E-Mail authentication fight looming: Microsoft pushing Sender ID
Rich Kulawiec
rsk at gsp.org
Wed Jul 6 19:23:26 UTC 2005
[late followup, sorry]
On Thu, Jun 23, 2005 at 05:42:17AM -0700, Dave Crocker wrote:
> The real fight is to find ANY techniques that have long-term, global
> benefit in reducing spam.
We've already got them -- we've always had them. What we lack is
the guts to *use* them.
As we've seen over and over again, the one and only technique that has
ever worked (and that I think ever *will* work) is the boycott --
whether enforced via the use of DNSBLs or RHSBLs or local blacklists or
firewalls or whatever mechanism. It works for a simple reason: it makes
the spam problem the problem of the originator(s), not the recipient(s).

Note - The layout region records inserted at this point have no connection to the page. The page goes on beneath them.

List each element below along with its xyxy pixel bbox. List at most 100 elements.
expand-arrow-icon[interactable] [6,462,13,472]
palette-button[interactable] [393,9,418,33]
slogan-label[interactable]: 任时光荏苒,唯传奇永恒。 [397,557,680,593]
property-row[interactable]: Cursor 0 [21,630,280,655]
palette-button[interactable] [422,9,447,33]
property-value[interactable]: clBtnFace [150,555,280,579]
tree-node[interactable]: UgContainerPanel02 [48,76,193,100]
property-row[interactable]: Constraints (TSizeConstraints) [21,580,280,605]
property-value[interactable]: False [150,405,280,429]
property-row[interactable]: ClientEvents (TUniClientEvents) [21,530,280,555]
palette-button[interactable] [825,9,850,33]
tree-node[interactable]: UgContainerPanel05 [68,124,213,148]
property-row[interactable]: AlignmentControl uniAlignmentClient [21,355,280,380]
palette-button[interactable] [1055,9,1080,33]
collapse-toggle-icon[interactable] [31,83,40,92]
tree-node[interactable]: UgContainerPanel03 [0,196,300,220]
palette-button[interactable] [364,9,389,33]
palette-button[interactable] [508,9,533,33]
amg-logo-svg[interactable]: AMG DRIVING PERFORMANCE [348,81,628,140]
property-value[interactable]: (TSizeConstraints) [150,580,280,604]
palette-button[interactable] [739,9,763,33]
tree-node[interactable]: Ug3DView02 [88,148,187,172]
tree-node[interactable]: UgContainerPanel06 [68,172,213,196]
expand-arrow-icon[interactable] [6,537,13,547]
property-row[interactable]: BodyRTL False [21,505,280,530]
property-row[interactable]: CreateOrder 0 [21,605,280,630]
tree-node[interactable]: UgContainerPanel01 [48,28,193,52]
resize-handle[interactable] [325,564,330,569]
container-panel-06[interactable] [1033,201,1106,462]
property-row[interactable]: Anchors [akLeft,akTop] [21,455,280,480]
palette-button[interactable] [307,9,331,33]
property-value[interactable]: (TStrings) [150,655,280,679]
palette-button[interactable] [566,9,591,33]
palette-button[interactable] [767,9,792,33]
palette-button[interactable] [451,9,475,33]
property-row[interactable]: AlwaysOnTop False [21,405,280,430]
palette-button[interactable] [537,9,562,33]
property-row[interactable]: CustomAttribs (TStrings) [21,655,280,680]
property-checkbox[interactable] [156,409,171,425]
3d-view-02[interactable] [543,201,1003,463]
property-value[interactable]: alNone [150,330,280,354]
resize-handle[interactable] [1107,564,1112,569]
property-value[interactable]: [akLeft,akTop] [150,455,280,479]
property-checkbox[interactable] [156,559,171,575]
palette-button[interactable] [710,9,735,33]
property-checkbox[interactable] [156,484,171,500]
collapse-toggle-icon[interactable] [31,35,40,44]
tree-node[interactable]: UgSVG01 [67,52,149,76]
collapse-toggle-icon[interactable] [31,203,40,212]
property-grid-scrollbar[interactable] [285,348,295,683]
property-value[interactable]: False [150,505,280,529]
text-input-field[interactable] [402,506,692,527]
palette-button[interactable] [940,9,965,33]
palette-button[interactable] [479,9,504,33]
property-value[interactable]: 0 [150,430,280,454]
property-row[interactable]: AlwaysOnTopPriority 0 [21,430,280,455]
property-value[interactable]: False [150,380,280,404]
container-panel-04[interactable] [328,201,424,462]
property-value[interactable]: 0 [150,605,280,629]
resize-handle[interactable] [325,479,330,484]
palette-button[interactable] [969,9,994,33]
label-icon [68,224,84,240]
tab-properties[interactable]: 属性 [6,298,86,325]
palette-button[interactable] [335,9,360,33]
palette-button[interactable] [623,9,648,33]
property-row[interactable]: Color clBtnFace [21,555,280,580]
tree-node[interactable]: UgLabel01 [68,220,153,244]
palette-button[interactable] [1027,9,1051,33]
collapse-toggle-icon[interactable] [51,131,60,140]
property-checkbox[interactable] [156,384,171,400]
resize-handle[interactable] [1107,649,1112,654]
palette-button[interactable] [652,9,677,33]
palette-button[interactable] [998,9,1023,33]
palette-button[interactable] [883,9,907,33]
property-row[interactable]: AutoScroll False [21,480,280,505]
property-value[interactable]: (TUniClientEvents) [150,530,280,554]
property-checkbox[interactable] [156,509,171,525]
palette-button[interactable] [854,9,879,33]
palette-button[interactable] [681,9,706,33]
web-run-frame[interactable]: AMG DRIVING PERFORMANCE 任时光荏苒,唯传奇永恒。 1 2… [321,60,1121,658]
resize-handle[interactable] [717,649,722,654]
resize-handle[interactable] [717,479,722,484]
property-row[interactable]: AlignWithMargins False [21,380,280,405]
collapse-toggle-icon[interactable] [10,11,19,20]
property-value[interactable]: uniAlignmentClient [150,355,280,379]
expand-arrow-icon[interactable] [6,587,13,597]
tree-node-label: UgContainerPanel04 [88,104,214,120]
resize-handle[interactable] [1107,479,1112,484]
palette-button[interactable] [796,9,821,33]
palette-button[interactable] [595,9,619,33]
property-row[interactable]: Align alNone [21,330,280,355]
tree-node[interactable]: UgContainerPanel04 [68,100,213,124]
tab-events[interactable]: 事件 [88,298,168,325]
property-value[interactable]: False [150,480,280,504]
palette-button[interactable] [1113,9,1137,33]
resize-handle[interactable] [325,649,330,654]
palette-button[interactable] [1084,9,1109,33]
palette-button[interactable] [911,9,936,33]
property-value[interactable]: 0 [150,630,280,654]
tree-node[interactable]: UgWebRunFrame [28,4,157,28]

It forces them to either fix their broken operation (any network which
persisently emits or supports spam/abuse is broken) or find themselves
running an intranet.
We've known that this works for 20-odd years. It hasn't stopped working;
what's stopped is the willingness to use it en masse, and to endure the
consequences of thereof. And no new technology, however clever, is a
substitute for the will to make this happen when necessary.
I grow rather tired of people whining about the spam (and abuse) problem
on the one hand...while refusing to take simple, well-known, and proven
steps to push the consequences back on those responsible for it. While we
may no longer be in a position to remove particularly egregious networks
from the Internet, we most certainly are in a position to remove the
Internet from them via coordinated group action -- producing an
equivalent result.
It's gonna come down to this sooner or later anyway. We might as well
do it now, rather than waste another decade fiddling around with
clever-but-useless technical proposals and worthless legislation
while the problem continues to proliferate and diversify.